Den zweiten Erfolg haben ver.di und der Betriebsrat der Rheinbahn erreicht. Das Düsseldorfer Nahverkehrsunternehmen hatte es zur Praxis gemacht, neue Straßenbahn- und Busfahrer befristet auf zwei Jahre einzustellen. Betriebsratsvorsitzender Uwe David nennt diese Befristungen »nichts anderes als eine verlängerte Probezeit«. David ist sich allerdings sicher, dass die reguläre Probezeit von sechs Monaten ausreicht, um herauszufinden, ob jemand für den Job geeignet sei. Vom Jahresende 2014 an verhandelte der Rheinbahn-Betriebsrat mit der Geschäftsführung um ein Ende der Befristungen zu erreichen. In Arbeitsdirektor Klaus Klar fand man schnell einen Verbündeten. Er sah in den Befristungen eine Belastung für das Unternehmensklima. Außerdem müsse das Motto der Rheinbahn, ein verlässlicher Partner für die Bürger zu sein, auch für die Beschäftigten gelten. Die Geschäftsführung ließ sich überzeugen, im Laufe des Jahres 2015 wurden die befristeten Verträge entfristet, und Neueinstellungen werden mit der regulären Probezeit vorgenommen. Uwe David vom Betriebsrat nennt außerdem einen positiven Nebeneffekt, bei der Rheinbahn würden sich jetzt besser qualifizierte Menschen bewerben, für die eine befristete Stelle nicht attraktiv gewesen wäre.

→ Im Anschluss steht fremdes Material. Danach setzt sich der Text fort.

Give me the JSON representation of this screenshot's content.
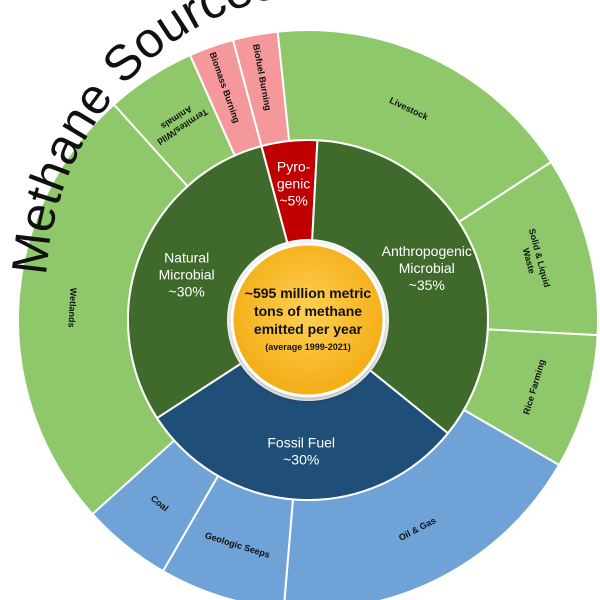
{
  "chart_data": {
    "type": "sunburst",
    "title": "Methane Sources",
    "center": {
      "lines": [
        "~595 million metric",
        "tons of methane",
        "emitted per year"
      ],
      "note": "(average 1999-2021)"
    },
    "inner": [
      {
        "id": "pyrogenic",
        "label_lines": [
          "Pyro-",
          "genic",
          "~5%"
        ],
        "value": 5,
        "color": "#c00000"
      },
      {
        "id": "anthropogenic",
        "label_lines": [
          "Anthropogenic",
          "Microbial",
          "~35%"
        ],
        "value": 35,
        "color": "#3f6a2b"
      },
      {
        "id": "fossil",
        "label_lines": [
          "Fossil Fuel",
          "~30%"
        ],
        "value": 30,
        "color": "#1f4e79"
      },
      {
        "id": "natural",
        "label_lines": [
          "Natural",
          "Microbial",
          "~30%"
        ],
        "value": 30,
        "color": "#3f6a2b"
      }
    ],
    "outer": [
      {
        "label_lines": [
          "Biofuel Burning"
        ],
        "parent": "pyrogenic",
        "value": 2.5,
        "color": "#f4989c"
      },
      {
        "label_lines": [
          "Livestock"
        ],
        "parent": "anthropogenic",
        "value": 17.5,
        "color": "#8fc86a"
      },
      {
        "label_lines": [
          "Solid & Liquid",
          "Waste"
        ],
        "parent": "anthropogenic",
        "value": 10,
        "color": "#8fc86a"
      },
      {
        "label_lines": [
          "Rice Farming"
        ],
        "parent": "anthropogenic",
        "value": 7.5,
        "color": "#8fc86a"
      },
      {
        "label_lines": [
          "Oil & Gas"
        ],
        "parent": "fossil",
        "value": 18,
        "color": "#6fa3d8"
      },
      {
        "label_lines": [
          "Geologic Seeps"
        ],
        "parent": "fossil",
        "value": 7,
        "color": "#6fa3d8"
      },
      {
        "label_lines": [
          "Coal"
        ],
        "parent": "fossil",
        "value": 5,
        "color": "#6fa3d8"
      },
      {
        "label_lines": [
          "Wetlands"
        ],
        "parent": "natural",
        "value": 25,
        "color": "#8fc86a"
      },
      {
        "label_lines": [
          "Termites/Wild",
          "Animals"
        ],
        "parent": "natural",
        "value": 5,
        "color": "#8fc86a"
      },
      {
        "label_lines": [
          "Biomass Burning"
        ],
        "parent": "pyrogenic",
        "value": 2.5,
        "color": "#f4989c"
      }
    ],
    "center_color": "#f9b520"
  }
}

Eine unbefristete Stelle hatte Katharina aus Bochum noch nie. Sie ist Mitte 30, hat ein Diplom in Sozialwissenschaften. Nach dem Abschluss hatte sie zwei kurz befristete Stellen an der Ruhr-Uni in Bochum. Später wechselte sie an eine andere Universität, war für dreieinhalb Jahre in einem Forschungsprojekt. Nachdem ihre Stelle dort auslief, hatte sie von Arbeit an der Uni »die Schnauze voll«.

Seit einem Jahr schlägt sie sich mit Kurzzeitjobs in der politischen Bildung durch. Auch hier das gleiche Problem wie überall: auf kurze Projekte befristete Stellen und völlig entgrenzte Arbeitsverhältnisse. »Wenn ein Vortrag oder ein Seminarkonzept fertig werden muss, dann sitzt man da auch mal bis nachts um 2 Uhr dran«, erzählt Katharina. Bald fängt die junge Frau eine Stelle in der öffentlichen Verwaltung an, auf ein Jahr befristet, aber mit der Chance auf eine spätere Entfristung.

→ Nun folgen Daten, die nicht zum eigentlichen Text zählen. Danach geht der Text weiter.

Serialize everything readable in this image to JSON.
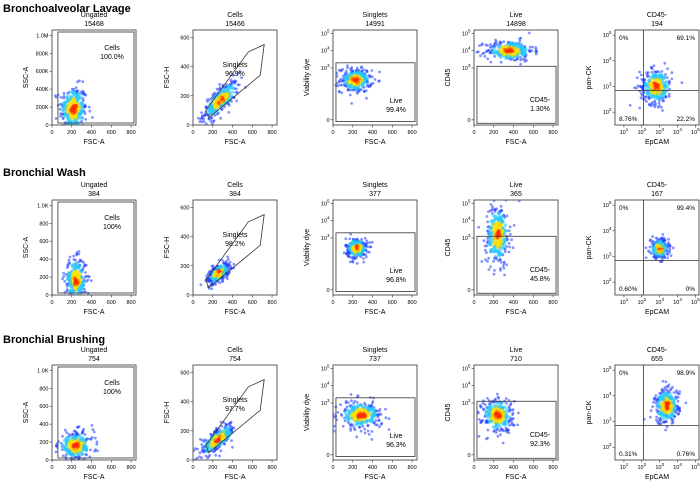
{
  "chart_data": {
    "type": "density-scatter",
    "title": "Flow cytometry gating of airway samples",
    "colors": {
      "low": "#1f3cff",
      "mid": "#22c7ff",
      "high": "#ffe000",
      "peak": "#ff2a00",
      "gate": "#333333"
    },
    "rows": [
      {
        "label": "Bronchoalveolar Lavage",
        "plots": [
          {
            "title": "Ungated",
            "count": "15468",
            "xlabel": "FSC-A",
            "ylabel": "SSC-A",
            "xscale": "lin",
            "yscale": "lin",
            "xticks": [
              "0",
              "200",
              "400",
              "600",
              "800"
            ],
            "yticks": [
              "0",
              "200K",
              "400K",
              "600K",
              "800K",
              "1.0M"
            ],
            "gate": "rect",
            "gate_label": "Cells",
            "gate_pct": "100.0%",
            "population": {
              "cx": 215,
              "cy": 180,
              "sx": 70,
              "sy": 130,
              "peak_x": 170,
              "peak_y": 160
            }
          },
          {
            "title": "Cells",
            "count": "15466",
            "xlabel": "FSC-A",
            "ylabel": "FSC-H",
            "xscale": "lin",
            "yscale": "lin",
            "xticks": [
              "0",
              "200",
              "400",
              "600",
              "800"
            ],
            "yticks": [
              "0",
              "200",
              "400",
              "600"
            ],
            "gate": "polygon",
            "gate_label": "Singlets",
            "gate_pct": "96.9%",
            "population": {
              "cx": 280,
              "cy": 170,
              "sx": 90,
              "sy": 45,
              "slope": 0.55
            }
          },
          {
            "title": "Singlets",
            "count": "14991",
            "xlabel": "FSC-A",
            "ylabel": "Viability dye",
            "xscale": "lin",
            "yscale": "log",
            "xticks": [
              "0",
              "200",
              "400",
              "600",
              "800"
            ],
            "yticks": [
              "0",
              "10^3",
              "10^4",
              "10^5"
            ],
            "gate": "live",
            "gate_label": "Live",
            "gate_pct": "99.4%",
            "population": {
              "cx": 230,
              "cy": 2.3,
              "sx": 80,
              "sy": 0.35
            }
          },
          {
            "title": "Live",
            "count": "14898",
            "xlabel": "FSC-A",
            "ylabel": "CD45",
            "xscale": "lin",
            "yscale": "log",
            "xticks": [
              "0",
              "200",
              "400",
              "600",
              "800"
            ],
            "yticks": [
              "0",
              "10^3",
              "10^4",
              "10^5"
            ],
            "gate": "cd45",
            "gate_label": "CD45-",
            "gate_pct": "1.30%",
            "population": {
              "cx": 360,
              "cy": 4.0,
              "sx": 120,
              "sy": 0.3
            }
          },
          {
            "title": "CD45-",
            "count": "194",
            "xlabel": "EpCAM",
            "ylabel": "pan-CK",
            "xscale": "log",
            "yscale": "log",
            "xticks": [
              "10^1",
              "10^2",
              "10^3",
              "10^4",
              "10^5"
            ],
            "yticks": [
              "10^2",
              "10^3",
              "10^4",
              "10^5"
            ],
            "gate": "quad",
            "quadrants": [
              "0%",
              "69.1%",
              "8.76%",
              "22.2%"
            ],
            "population": {
              "cx": 2.8,
              "cy": 3.0,
              "sx": 0.45,
              "sy": 0.35
            }
          }
        ]
      },
      {
        "label": "Bronchial Wash",
        "plots": [
          {
            "title": "Ungated",
            "count": "384",
            "xlabel": "FSC-A",
            "ylabel": "SSC-A",
            "xscale": "lin",
            "yscale": "lin",
            "xticks": [
              "0",
              "200",
              "400",
              "600",
              "800"
            ],
            "yticks": [
              "0",
              "200",
              "400",
              "600",
              "800",
              "1.0K"
            ],
            "gate": "rect",
            "gate_label": "Cells",
            "gate_pct": "100%",
            "population": {
              "cx": 240,
              "cy": 170,
              "sx": 55,
              "sy": 120
            }
          },
          {
            "title": "Cells",
            "count": "384",
            "xlabel": "FSC-A",
            "ylabel": "FSC-H",
            "xscale": "lin",
            "yscale": "lin",
            "xticks": [
              "0",
              "200",
              "400",
              "600",
              "800"
            ],
            "yticks": [
              "0",
              "200",
              "400",
              "600"
            ],
            "gate": "polygon",
            "gate_label": "Singlets",
            "gate_pct": "98.2%",
            "population": {
              "cx": 260,
              "cy": 150,
              "sx": 60,
              "sy": 30,
              "slope": 0.4
            }
          },
          {
            "title": "Singlets",
            "count": "377",
            "xlabel": "FSC-A",
            "ylabel": "Viability dye",
            "xscale": "lin",
            "yscale": "log",
            "xticks": [
              "0",
              "200",
              "400",
              "600",
              "800"
            ],
            "yticks": [
              "0",
              "10^3",
              "10^4",
              "10^5"
            ],
            "gate": "live",
            "gate_label": "Live",
            "gate_pct": "96.8%",
            "population": {
              "cx": 240,
              "cy": 2.4,
              "sx": 55,
              "sy": 0.3
            }
          },
          {
            "title": "Live",
            "count": "365",
            "xlabel": "FSC-A",
            "ylabel": "CD45",
            "xscale": "lin",
            "yscale": "log",
            "xticks": [
              "0",
              "200",
              "400",
              "600",
              "800"
            ],
            "yticks": [
              "0",
              "10^3",
              "10^4",
              "10^5"
            ],
            "gate": "cd45",
            "gate_label": "CD45-",
            "gate_pct": "45.8%",
            "population": {
              "cx": 240,
              "cy": 3.2,
              "sx": 60,
              "sy": 0.9
            }
          },
          {
            "title": "CD45-",
            "count": "167",
            "xlabel": "EpCAM",
            "ylabel": "pan-CK",
            "xscale": "log",
            "yscale": "log",
            "xticks": [
              "10^1",
              "10^2",
              "10^3",
              "10^4",
              "10^5"
            ],
            "yticks": [
              "10^2",
              "10^3",
              "10^4",
              "10^5"
            ],
            "gate": "quad",
            "quadrants": [
              "0%",
              "99.4%",
              "0.60%",
              "0%"
            ],
            "population": {
              "cx": 3.0,
              "cy": 3.3,
              "sx": 0.25,
              "sy": 0.2
            }
          }
        ]
      },
      {
        "label": "Bronchial Brushing",
        "plots": [
          {
            "title": "Ungated",
            "count": "754",
            "xlabel": "FSC-A",
            "ylabel": "SSC-A",
            "xscale": "lin",
            "yscale": "lin",
            "xticks": [
              "0",
              "200",
              "400",
              "600",
              "800"
            ],
            "yticks": [
              "0",
              "200",
              "400",
              "600",
              "800",
              "1.0K"
            ],
            "gate": "rect",
            "gate_label": "Cells",
            "gate_pct": "100%",
            "population": {
              "cx": 240,
              "cy": 160,
              "sx": 90,
              "sy": 80
            }
          },
          {
            "title": "Cells",
            "count": "754",
            "xlabel": "FSC-A",
            "ylabel": "FSC-H",
            "xscale": "lin",
            "yscale": "lin",
            "xticks": [
              "0",
              "200",
              "400",
              "600",
              "800"
            ],
            "yticks": [
              "0",
              "200",
              "400",
              "600"
            ],
            "gate": "polygon",
            "gate_label": "Singlets",
            "gate_pct": "97.7%",
            "population": {
              "cx": 250,
              "cy": 140,
              "sx": 90,
              "sy": 35,
              "slope": 0.45
            }
          },
          {
            "title": "Singlets",
            "count": "737",
            "xlabel": "FSC-A",
            "ylabel": "Viability dye",
            "xscale": "lin",
            "yscale": "log",
            "xticks": [
              "0",
              "200",
              "400",
              "600",
              "800"
            ],
            "yticks": [
              "0",
              "10^3",
              "10^4",
              "10^5"
            ],
            "gate": "live",
            "gate_label": "Live",
            "gate_pct": "96.3%",
            "population": {
              "cx": 280,
              "cy": 2.3,
              "sx": 110,
              "sy": 0.4
            }
          },
          {
            "title": "Live",
            "count": "710",
            "xlabel": "FSC-A",
            "ylabel": "CD45",
            "xscale": "lin",
            "yscale": "log",
            "xticks": [
              "0",
              "200",
              "400",
              "600",
              "800"
            ],
            "yticks": [
              "0",
              "10^3",
              "10^4",
              "10^5"
            ],
            "gate": "cd45",
            "gate_label": "CD45-",
            "gate_pct": "92.3%",
            "population": {
              "cx": 240,
              "cy": 2.3,
              "sx": 80,
              "sy": 0.5
            }
          },
          {
            "title": "CD45-",
            "count": "655",
            "xlabel": "EpCAM",
            "ylabel": "pan-CK",
            "xscale": "log",
            "yscale": "log",
            "xticks": [
              "10^1",
              "10^2",
              "10^3",
              "10^4",
              "10^5"
            ],
            "yticks": [
              "10^2",
              "10^3",
              "10^4",
              "10^5"
            ],
            "gate": "quad",
            "quadrants": [
              "0%",
              "98.9%",
              "0.31%",
              "0.76%"
            ],
            "population": {
              "cx": 3.4,
              "cy": 3.6,
              "sx": 0.35,
              "sy": 0.35
            }
          }
        ]
      }
    ]
  }
}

Befristete Arbeitsverhältnisse sind für die Beschäftigten ein riesiges Problem. In manchen Gegenden haben die Menschen keine Chance, eine Wohnung zu mieten. Auch bei Bankkrediten, selbst wenn es sich um relativ kleine Summen handelt, haben befristet arbeitende Menschen oft das Nachsehen. Beim Parteitag der SPD NRW hatte Ministerpräsidentin Hannelore Kraft vor zwei Wochen erklärt, sie wolle die »Projekteritis« beenden, damit junge Leute in sicheren Verhältnissen leben und arbeiten könnten. Ver.di will bei der Kampagne mit der Politik »ins Gespräch« kommen. Im Prinzip also gute Voraussetzungen, um das Befristungsunwesen in Nordrhein-Westfalen einzudämmen - falls es die Sozialdemokraten wirklich ernst meinen.